De Sahar Mechri, correspondante à Sousse – Les entreprises tunisiennes sont à l’honneur à l’occasion des Journées de l’entreprise 2022 organisées par l’Institut arabe des chefs d’entreprise. Lors d’un panel datant du vendredi 9 décembre, Noureddine Hajji, Managing Partner EY Tunisie, intervient dans ce 2e panel des JES2022 sur le thème “Nouvelles contraintes, nouvelles stratégies de l’entreprise”.
Un décalage entre l’intention et la réalisation
Les intentions, même en étant les meilleures du monde, ne sont pas en adéquation avec les réalisations sur le terrain. “Il y a de l’optimisme dans les intentions du gouvernement, mais finalement peu de réalisations sur le terrain”, affirme Hajji.
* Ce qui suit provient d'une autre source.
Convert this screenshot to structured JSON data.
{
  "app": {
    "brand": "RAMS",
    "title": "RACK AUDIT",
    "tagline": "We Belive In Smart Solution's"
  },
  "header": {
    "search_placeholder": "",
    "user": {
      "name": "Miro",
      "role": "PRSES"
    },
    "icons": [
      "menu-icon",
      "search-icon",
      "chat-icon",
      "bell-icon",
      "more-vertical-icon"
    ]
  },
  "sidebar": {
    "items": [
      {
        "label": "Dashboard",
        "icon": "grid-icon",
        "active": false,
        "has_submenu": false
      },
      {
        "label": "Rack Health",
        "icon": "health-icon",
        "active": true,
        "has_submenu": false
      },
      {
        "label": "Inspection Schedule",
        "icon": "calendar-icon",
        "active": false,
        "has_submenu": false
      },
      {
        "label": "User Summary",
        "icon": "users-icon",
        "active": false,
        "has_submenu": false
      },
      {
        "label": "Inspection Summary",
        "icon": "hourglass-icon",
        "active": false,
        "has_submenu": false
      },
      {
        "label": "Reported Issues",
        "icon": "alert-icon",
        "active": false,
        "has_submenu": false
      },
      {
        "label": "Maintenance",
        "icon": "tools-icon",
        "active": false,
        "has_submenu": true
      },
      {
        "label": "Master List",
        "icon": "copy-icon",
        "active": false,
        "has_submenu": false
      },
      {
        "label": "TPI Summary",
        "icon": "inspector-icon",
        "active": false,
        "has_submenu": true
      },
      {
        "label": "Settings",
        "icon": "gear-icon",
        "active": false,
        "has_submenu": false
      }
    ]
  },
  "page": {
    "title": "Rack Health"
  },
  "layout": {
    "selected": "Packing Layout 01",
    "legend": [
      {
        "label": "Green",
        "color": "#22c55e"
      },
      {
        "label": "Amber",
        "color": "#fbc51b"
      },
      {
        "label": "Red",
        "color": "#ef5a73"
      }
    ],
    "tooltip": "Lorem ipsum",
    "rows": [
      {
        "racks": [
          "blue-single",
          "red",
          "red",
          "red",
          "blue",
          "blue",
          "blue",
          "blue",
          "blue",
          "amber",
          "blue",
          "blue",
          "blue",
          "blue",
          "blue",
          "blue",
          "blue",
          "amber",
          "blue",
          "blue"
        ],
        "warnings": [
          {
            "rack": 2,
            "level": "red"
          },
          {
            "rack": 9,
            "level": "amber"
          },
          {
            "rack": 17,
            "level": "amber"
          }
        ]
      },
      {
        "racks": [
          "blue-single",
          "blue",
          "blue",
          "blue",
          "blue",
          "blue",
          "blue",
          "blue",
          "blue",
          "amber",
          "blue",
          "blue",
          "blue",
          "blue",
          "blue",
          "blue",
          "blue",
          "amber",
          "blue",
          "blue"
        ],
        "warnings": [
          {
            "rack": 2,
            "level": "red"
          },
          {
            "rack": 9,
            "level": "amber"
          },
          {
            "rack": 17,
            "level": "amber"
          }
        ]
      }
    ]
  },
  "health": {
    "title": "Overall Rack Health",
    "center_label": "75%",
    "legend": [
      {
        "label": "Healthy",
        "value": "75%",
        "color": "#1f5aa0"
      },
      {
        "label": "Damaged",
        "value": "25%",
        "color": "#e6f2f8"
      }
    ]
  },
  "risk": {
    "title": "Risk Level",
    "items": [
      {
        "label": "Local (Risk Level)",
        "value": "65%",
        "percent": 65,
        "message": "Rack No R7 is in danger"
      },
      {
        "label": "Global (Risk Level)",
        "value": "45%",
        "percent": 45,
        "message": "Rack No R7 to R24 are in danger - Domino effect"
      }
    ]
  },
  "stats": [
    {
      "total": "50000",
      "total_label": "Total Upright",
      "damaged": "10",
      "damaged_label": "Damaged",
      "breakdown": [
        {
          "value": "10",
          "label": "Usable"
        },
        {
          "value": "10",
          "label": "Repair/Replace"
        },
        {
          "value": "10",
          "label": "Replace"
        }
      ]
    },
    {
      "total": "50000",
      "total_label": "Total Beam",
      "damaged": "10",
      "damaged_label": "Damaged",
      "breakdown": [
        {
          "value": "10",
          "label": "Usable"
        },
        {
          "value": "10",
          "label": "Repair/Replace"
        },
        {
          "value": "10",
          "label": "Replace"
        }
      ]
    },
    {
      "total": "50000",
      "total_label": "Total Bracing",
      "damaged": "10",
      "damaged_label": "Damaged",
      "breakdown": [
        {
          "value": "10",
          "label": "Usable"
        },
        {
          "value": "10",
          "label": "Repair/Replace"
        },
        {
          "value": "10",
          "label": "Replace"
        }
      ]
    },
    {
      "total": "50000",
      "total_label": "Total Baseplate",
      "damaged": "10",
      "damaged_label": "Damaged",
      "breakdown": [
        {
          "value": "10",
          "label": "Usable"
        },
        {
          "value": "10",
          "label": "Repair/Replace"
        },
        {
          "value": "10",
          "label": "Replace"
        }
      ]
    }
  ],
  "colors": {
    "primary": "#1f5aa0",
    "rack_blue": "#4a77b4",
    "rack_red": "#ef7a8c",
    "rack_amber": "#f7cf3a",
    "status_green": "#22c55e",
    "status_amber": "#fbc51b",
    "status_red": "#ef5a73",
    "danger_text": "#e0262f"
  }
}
Le secteur privé souffre de fortes inquiétudes et d’un certain pessimisme. L’entreprise tunisienne fait face à des enjeux et des défis de taille par rapport à un marché mondial en plein bouleversement.
L’oppression du contexte général
“L’entreprise tunisienne est déjà opprimée, entre un contexte économique et un contexte politique peu favorables. Pourtant, l’entreprise tunisienne nous a agréablement étonnés par sa capacité de résilience”, déclare Hajji. De fait, il encourage les réussites des entreprises privées tunisiennes, qui sont parvenues à croître malgré tous ces obstacles. “Certaines entreprises ont fait mieux que résister. Elles ont réalisé une belle croissance et ont servi les marchés extérieurs”.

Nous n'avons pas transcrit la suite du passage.